Essays on Motherhood, Wages, and Labor Supply
Ph.D. Dissertation, The Johns Hopkins University, 2007. DAI-A 67/11, May 2007
Cohort(s): Children of the NLSY79, NLSY79
Publisher: ProQuest Dissertations & Theses (PQDT)
Keyword(s): Child Care; Fertility; Head Start; Labor Supply; Maternal Employment; Modeling, Instrumental Variables; Motherhood; Mothers, Income; Propensity Scores; Wage Determination; Wages, Women

Permission to reprint the abstract has not been received from the publisher.

This thesis explores the effect of motherhood on women's wages and labor supply decisions. The first essay investigates the motherhood wage penalty, or the unexplained portion of the wage gap between mothers and non-mothers after controlling for observable characteristics. Rather than a causal effect, the observed penalty could be due to the presence of unobserved heterogeneity, endogeneity, or sample selection that bias OLS estimates. To investigate this, I apply the fixed effects estimator with instrumental variables (FE/IV) to panel data from the NLSY for the years 1988-1998. Using mainly state or local variables as instruments to predict fertility and work experience, I find that the motherhood wage penalty becomes insignificant for both white and black women. This finding is confirmed using when mothers are grouped by education or child's age.

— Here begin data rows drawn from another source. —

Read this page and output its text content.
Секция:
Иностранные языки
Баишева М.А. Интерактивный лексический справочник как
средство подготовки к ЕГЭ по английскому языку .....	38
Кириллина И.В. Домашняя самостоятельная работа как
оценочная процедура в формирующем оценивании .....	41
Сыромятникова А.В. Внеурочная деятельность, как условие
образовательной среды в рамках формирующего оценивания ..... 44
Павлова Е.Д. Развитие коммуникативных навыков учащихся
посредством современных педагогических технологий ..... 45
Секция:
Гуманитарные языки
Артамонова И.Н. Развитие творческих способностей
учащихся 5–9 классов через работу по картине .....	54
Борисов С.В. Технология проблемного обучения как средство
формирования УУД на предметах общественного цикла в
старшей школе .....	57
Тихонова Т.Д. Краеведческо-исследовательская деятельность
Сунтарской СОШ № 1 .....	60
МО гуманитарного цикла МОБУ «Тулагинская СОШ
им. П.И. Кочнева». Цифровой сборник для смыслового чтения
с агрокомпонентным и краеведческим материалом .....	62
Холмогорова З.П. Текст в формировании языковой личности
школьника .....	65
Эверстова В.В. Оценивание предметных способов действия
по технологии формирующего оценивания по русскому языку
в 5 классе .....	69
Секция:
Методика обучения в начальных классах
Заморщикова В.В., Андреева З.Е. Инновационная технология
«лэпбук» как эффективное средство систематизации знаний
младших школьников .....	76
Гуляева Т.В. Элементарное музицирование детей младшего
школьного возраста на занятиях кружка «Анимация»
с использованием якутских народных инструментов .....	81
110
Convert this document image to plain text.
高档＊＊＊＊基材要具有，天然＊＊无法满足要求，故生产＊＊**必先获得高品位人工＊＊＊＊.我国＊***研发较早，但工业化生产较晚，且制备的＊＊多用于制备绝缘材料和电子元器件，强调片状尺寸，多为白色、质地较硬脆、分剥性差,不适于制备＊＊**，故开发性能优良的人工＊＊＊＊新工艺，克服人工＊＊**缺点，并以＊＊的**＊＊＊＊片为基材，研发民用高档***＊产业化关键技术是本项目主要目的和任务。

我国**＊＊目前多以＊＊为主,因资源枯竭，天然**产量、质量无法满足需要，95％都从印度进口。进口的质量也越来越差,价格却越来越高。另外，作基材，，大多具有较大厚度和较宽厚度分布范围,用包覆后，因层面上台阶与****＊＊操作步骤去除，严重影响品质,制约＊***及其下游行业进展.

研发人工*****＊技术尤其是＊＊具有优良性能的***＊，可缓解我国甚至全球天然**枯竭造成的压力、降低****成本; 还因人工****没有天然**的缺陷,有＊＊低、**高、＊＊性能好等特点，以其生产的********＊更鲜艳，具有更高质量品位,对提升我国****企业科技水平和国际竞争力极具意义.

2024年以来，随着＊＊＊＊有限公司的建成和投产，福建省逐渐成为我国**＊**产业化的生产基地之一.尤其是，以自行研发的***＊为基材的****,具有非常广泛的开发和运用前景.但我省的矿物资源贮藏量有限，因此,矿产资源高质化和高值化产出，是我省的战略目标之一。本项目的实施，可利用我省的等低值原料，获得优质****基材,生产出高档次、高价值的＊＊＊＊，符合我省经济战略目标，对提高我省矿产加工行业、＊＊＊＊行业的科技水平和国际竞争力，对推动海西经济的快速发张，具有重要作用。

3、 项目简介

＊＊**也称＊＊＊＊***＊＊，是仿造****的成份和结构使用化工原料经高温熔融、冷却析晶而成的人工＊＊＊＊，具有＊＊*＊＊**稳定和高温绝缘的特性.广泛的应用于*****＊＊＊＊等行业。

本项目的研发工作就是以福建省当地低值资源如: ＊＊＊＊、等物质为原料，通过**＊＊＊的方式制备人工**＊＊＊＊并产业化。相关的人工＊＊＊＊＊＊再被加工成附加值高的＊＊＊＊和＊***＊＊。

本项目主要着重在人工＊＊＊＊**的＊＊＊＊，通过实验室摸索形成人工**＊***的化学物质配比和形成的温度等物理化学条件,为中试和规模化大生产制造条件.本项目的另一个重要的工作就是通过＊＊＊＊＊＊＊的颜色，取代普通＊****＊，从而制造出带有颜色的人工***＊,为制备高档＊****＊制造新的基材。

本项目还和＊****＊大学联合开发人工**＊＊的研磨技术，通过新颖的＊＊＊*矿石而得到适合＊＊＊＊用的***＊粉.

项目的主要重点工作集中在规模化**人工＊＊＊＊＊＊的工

In addition, the possibility of selection bias into employment is considered using Wooldridge's (1995) technique for panel data.

The second essay asks whether government-provided child care increases the employment of mothers. I use NLSY Head Start enrollment data to calculate non-experimental estimators of the average treatment effect of participation on the mother's employment, including matching and weighting on the propensity score. I find no statistically significant effect of the treatment on employment using these methods, a finding confirmed by using several comparison groups. In addition, negative and significant effects are found for white mothers. However, using a regression discontinuity (RD) design resulted in small positive effects of Head Start participation for mothers' employment growth (5%) for some sample restrictions, but no effect using other samples. For those mothers participating in welfare, some sample restrictions using RD resulted in a larger positive effect of Head Start of 8%. The RD estimates differ substantially from those of the matching and weighting estimators, which could suggest that the latter do not fully remove the selection bias.

Bibliography Citation
Winder, Katie L. Essays on Motherhood, Wages, and Labor Supply. Ph.D. Dissertation, The Johns Hopkins University, 2007. DAI-A 67/11, May 2007.